Join us for Reedley College Hour, Sept 30, 1-2 pm onZzoom as we hear from Tribal Elder and Educator, Ron Goode.

In conjunction with the RC Literary Arts Speakers Series and One Book One College Program, Mono Tribe Leader and Instructor Ron Goode will share his perspectives on the role of fire and forest management with us during the Final College Hour in September. Ron has been featured on PBS and is a retired Community College Instructor in Ethnic Studies. He was inducted in the Clovis Hall of Fame for his work in Education and Community Service in 2002.

Selected as CA Indian Education Teacher of the Year in 2006 and 2007, Mr. Goode was also nominated for the Who’s Who of America’s Teachers. Goode author of an ethnobotany book on native plants and resources, Cultural Traditions Endangered, 1992. A second book on cultural ecology is in the works. He has co-authored books, articles, and curriculum, including a book on Black Oak Restoration with Dr. Jonathan Long.In 2017-2018 Goode was the Coordinating Lead Author for the Tribal Indigenous Communities Climate Change Assessment as a new report of the California 4th Climate Change Assessment.

Mr. Goode is on the Native American Advisory Committee for the Department of Water Resources for the California Water Plan Update, and a co-founder and Summit Chair of the California State Agencies and CA Tribes - Water Summit for 2009, 2013, and 2018.
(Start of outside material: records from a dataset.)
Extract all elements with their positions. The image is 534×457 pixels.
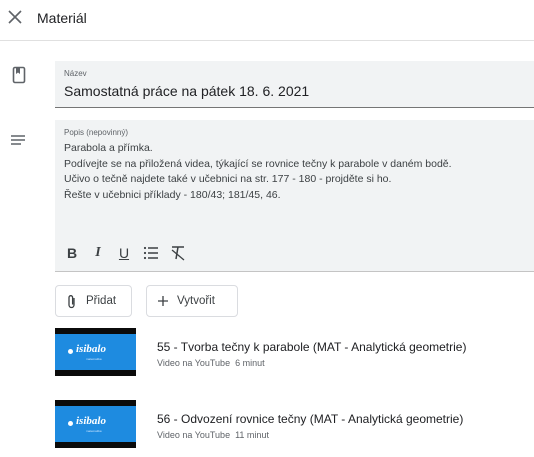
attachment-item[interactable]: isibalo matematika 55 - Tvorba tečny k p… [55, 328, 534, 376]
attachment-source: Video na YouTube [157, 430, 231, 440]
description-field[interactable]: Popis (nepovinný) Parabola a přímka. Pod… [55, 120, 534, 272]
bulleted-list-icon[interactable] [142, 242, 160, 264]
bookmark-icon [12, 66, 26, 84]
description-text[interactable]: Parabola a přímka. Podívejte se na přilo… [64, 141, 452, 203]
attachment-source: Video na YouTube [157, 358, 231, 368]
attachment-duration: 6 minut [235, 358, 265, 368]
thumbnail-band [55, 400, 136, 406]
thumbnail-dot [68, 349, 73, 354]
description-line: Podívejte se na přiložená videa, týkajíc… [64, 157, 452, 170]
italic-button[interactable]: I [91, 242, 105, 264]
attachment-meta: Video na YouTube 11 minut [157, 430, 269, 440]
description-line: Učivo o tečně najdete také v učebnici na… [64, 173, 392, 185]
description-line: Parabola a přímka. [64, 142, 153, 154]
add-button-label: Přidat [86, 295, 117, 307]
top-bar: Materiál [0, 0, 534, 41]
description-line: Řešte v učebnici příklady - 180/43; 181/… [64, 188, 281, 201]
attachment-title[interactable]: 55 - Tvorba tečny k parabole (MAT - Anal… [157, 340, 466, 354]
thumbnail-band [55, 328, 136, 334]
add-button[interactable]: Přidat [55, 285, 132, 317]
thumbnail-logo: isibalo [76, 343, 106, 355]
description-label: Popis (nepovinný) [64, 128, 129, 137]
title-field[interactable]: Název Samostatná práce na pátek 18. 6. 2… [55, 61, 534, 108]
create-button-label: Vytvořit [177, 295, 215, 307]
notes-icon [11, 135, 25, 145]
page-title: Materiál [37, 10, 87, 26]
thumbnail-band [55, 442, 136, 448]
formatting-toolbar: B I U [55, 242, 534, 264]
plus-icon [158, 296, 168, 306]
thumbnail-band [55, 370, 136, 376]
thumbnail-dot [68, 421, 73, 426]
thumbnail-logo: isibalo [76, 415, 106, 427]
video-thumbnail[interactable]: isibalo matematika [55, 400, 136, 448]
underline-button[interactable]: U [117, 242, 131, 264]
attach-icon [68, 294, 75, 308]
bold-button[interactable]: B [65, 242, 79, 264]
title-label: Název [64, 69, 87, 78]
thumbnail-subtitle: matematika [86, 357, 102, 361]
attachment-meta: Video na YouTube 6 minut [157, 358, 265, 368]
video-thumbnail[interactable]: isibalo matematika [55, 328, 136, 376]
create-button[interactable]: Vytvořit [146, 285, 238, 317]
title-input[interactable]: Samostatná práce na pátek 18. 6. 2021 [64, 83, 309, 99]
clear-format-icon[interactable] [169, 242, 187, 264]
close-icon[interactable] [6, 8, 24, 26]
attachment-title[interactable]: 56 - Odvození rovnice tečny (MAT - Analy… [157, 412, 463, 426]
attachment-item[interactable]: isibalo matematika 56 - Odvození rovnice… [55, 400, 534, 448]
thumbnail-subtitle: matematika [86, 429, 102, 433]
attachment-duration: 11 minut [235, 430, 269, 440]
Mr. Goode volunteers his time with five collaborative and tribal forums enhancing the ecological environment, watersheds, and cultural resources of the forests, Parks, and tribal lands. Along with his tribal members, he has been involved in restoring cultural resource sites including meadows, oaks, and cultural resources on Forest Lands over the past twenty-five years. In 2018 Goode and the Tribe negotiated a “Master Cost Share Agreement” with the Sierra National Forest, which will open up Cultural Burning practices and training certifications corresponding to the work they do on the Forest.

Mr. Goode, and his tribal and ecological team, have been conducting Cultural Burns with Sequoia Park, Bass Lake Ranger District Sierra National Forest, Cold Springs Rancheria, Private and Tribal Lands in Mariposa with the Mariposa Miwok Tribe. Mr. Goode continues to share information at Universities, Colleges, Seminars, Webinars, via Zoom and other Internet venues. We are grateful to have this opportunity to hear from him as we all begin to better understand the implications of climate change and the increase in wildfires in our own geography.